Par jugement n° 2300333 du 9 mai 2023, le tribunal administratif de Grenoble a rejeté cette demande.
Procédure devant la cour
Par une requête enregistrée le 26 septembre 2023, Mme B..., représentée par Me Marcel, demande à la cour :
1°) d'annuler ce jugement et les décisions du préfet de l'Isère du 25 mai 2022 ;
2°) d'enjoindre au préfet de l'Isère de lui délivrer une carte de séjour temporaire portant la mention " vie privée et familiale ", subsidiairement, de réexaminer sa situation après délivrance d'une autorisation provisoire de séjour, dans le délai d'un mois et sous astreinte de 200 euros par jour de retard ;
3°) de mettre à la charge de l'Etat le paiement de la somme de 1 200 euros en application de l'article L. 761-1 du code de justice administrative et de l'article 37 de la loi du 10 juillet 1991.
Elle soutient que :
- le refus de titre de séjour litigieux n'est pas suffisamment motivé ;
- il méconnaît l'article L. 432-13 du code de l'entrée et du séjour des étrangers et du droit d'asile, à défaut d'avoir été précédé d'une consultation de la commission du titre de séjour ;
- il méconnaît l'article L. 423-23 du code de l'entrée et du séjour des étrangers et du droit d'asile, l'article 8 de la convention européenne de sauvegarde des droits de l'Homme et des libertés fondamentales et l'article 3-1 de la convention internationale relative aux droits de l'enfant ;
- il est entaché d'erreur manifeste d'appréciation ;
- l'obligation de quitter le territoire français est illégale en raison de l'illégalité du refus de titre de séjour ;
- elle méconnaît l'article 8 de la convention européenne de sauvegarde des droits de l'Homme et des libertés fondamentales et l'article 3-1 de la convention internationale relative aux droits de l'enfant ;
- elle est entachée d'erreur manifeste d'appréciation ;
- la fixation du pays de destination est illégale en raison de l'illégalité de l'obligation de quitter le territoire français ;
- elle méconnaît l'article 3 de la convention européenne de sauvegarde des droits de l'Homme et des libertés fondamentales ;
- elle est entachée d'erreur manifeste d'appréciation.

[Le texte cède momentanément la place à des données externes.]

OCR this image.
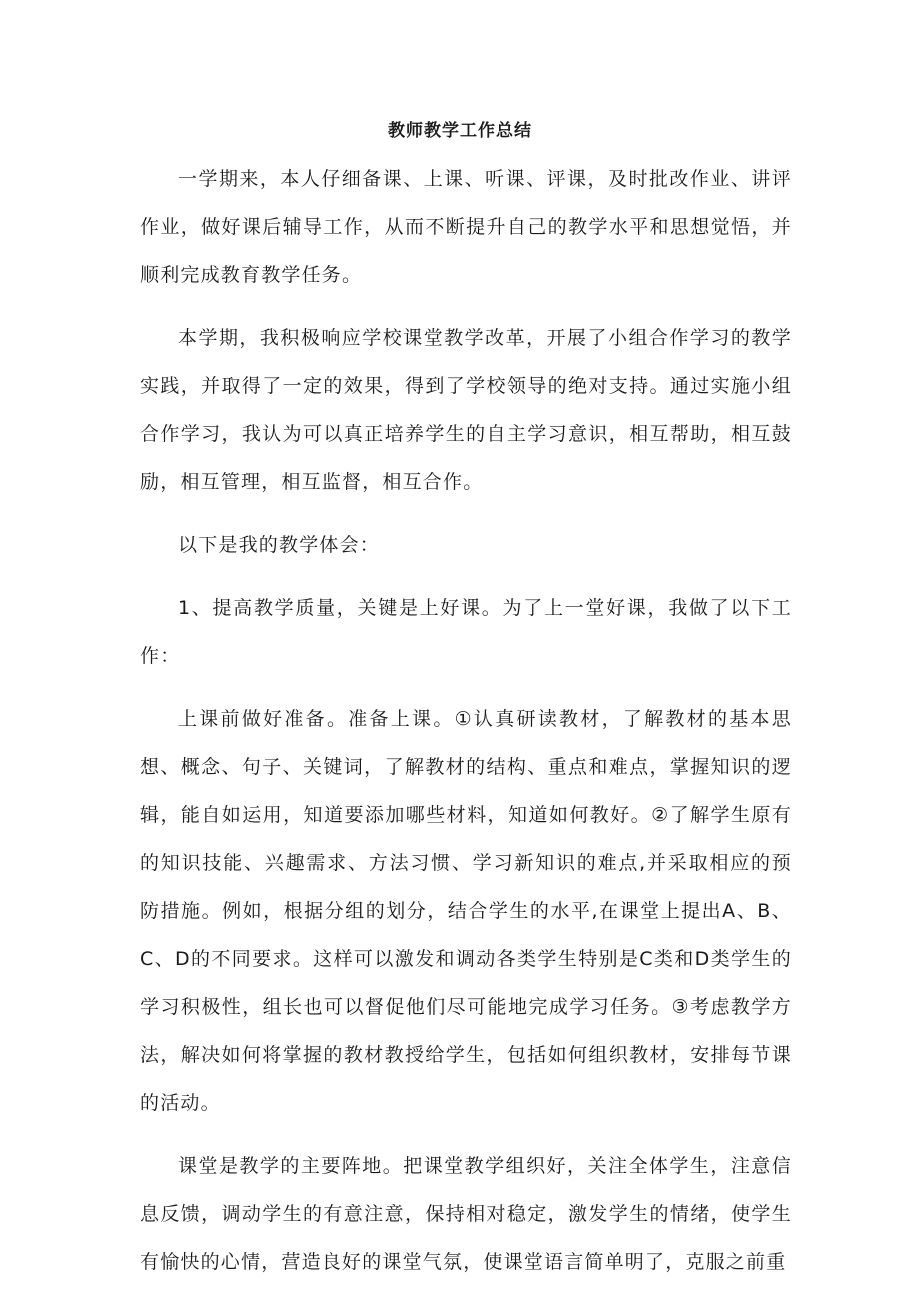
教师教学工作总结

一学期来，本人仔细备课、上课、听课、评课，及时批改作业、讲评作业，做好课后辅导工作，从而不断提升自己的教学水平和思想觉悟，并顺利完成教育教学任务。

本学期，我积极响应学校课堂教学改革，开展了小组合作学习的教学实践，并取得了一定的效果，得到了学校领导的绝对支持。通过实施小组合作学习，我认为可以真正培养学生的自主学习意识，相互帮助，相互鼓励，相互管理，相互监督，相互合作。

以下是我的教学体会：

1、提高教学质量，关键是上好课。为了上一堂好课，我做了以下工作：

上课前做好准备。准备上课。①认真研读教材，了解教材的基本思想、概念、句子、关键词，了解教材的结构、重点和难点，掌握知识的逻辑，能自如运用，知道要添加哪些材料，知道如何教好。②了解学生原有的知识技能、兴趣需求、方法习惯、学习新知识的难点,并采取相应的预防措施。例如，根据分组的划分，结合学生的水平,在课堂上提出A、B、C、D的不同要求。这样可以激发和调动各类学生特别是C类和D类学生的学习积极性，组长也可以督促他们尽可能地完成学习任务。③考虑教学方法，解决如何将掌握的教材教授给学生，包括如何组织教材，安排每节课的活动。

课堂是教学的主要阵地。把课堂教学组织好，关注全体学生，注意信息反馈，调动学生的有意注意，保持相对稳定，激发学生的情绪，使学生有愉快的心情，营造良好的课堂气氛，使课堂语言简单明了，克服之前重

Mme B... a été admise au bénéfice de l'aide juridictionnelle totale par une décision du 16 août 2023.
Par ordonnance du 13 août 2024, la clôture de l'instruction a été fixée au 2 septembre 2024.
Vu les autres pièces du dossier.
Vu :
- la convention européenne de sauvegarde des droits de l'Homme et des libertés fondamentales ;
- la convention internationale relative aux droits de l'enfant, signée à New-York le 26 janvier 1990 ;
- le code de l'entrée et du séjour des étrangers et du droit d'asile ;
- la loi n° 91-647 du 10 juillet 1991 ;
- le code de justice administrative.
Le président de la formation de jugement ayant dispensé la rapporteure publique, sur sa proposition, de prononcer des conclusions à l'audience.
Les parties ayant été régulièrement averties du jour de l'audience.
Après avoir entendu au cours de l'audience publique le rapport de Mme Sophie Corvellec.
Considérant ce qui suit :
1. Mme B... relève appel du jugement du 9 mai 2023 par lequel le tribunal administratif de Grenoble a rejeté sa demande tendant à l'annulation des décisions du préfet de l'Isère du 25 mai 2022 rejetant sa demande de titre de séjour, lui faisant obligation de quitter le territoire français dans le délai de trente jours et fixant le pays de destination de cette mesure d'éloignement.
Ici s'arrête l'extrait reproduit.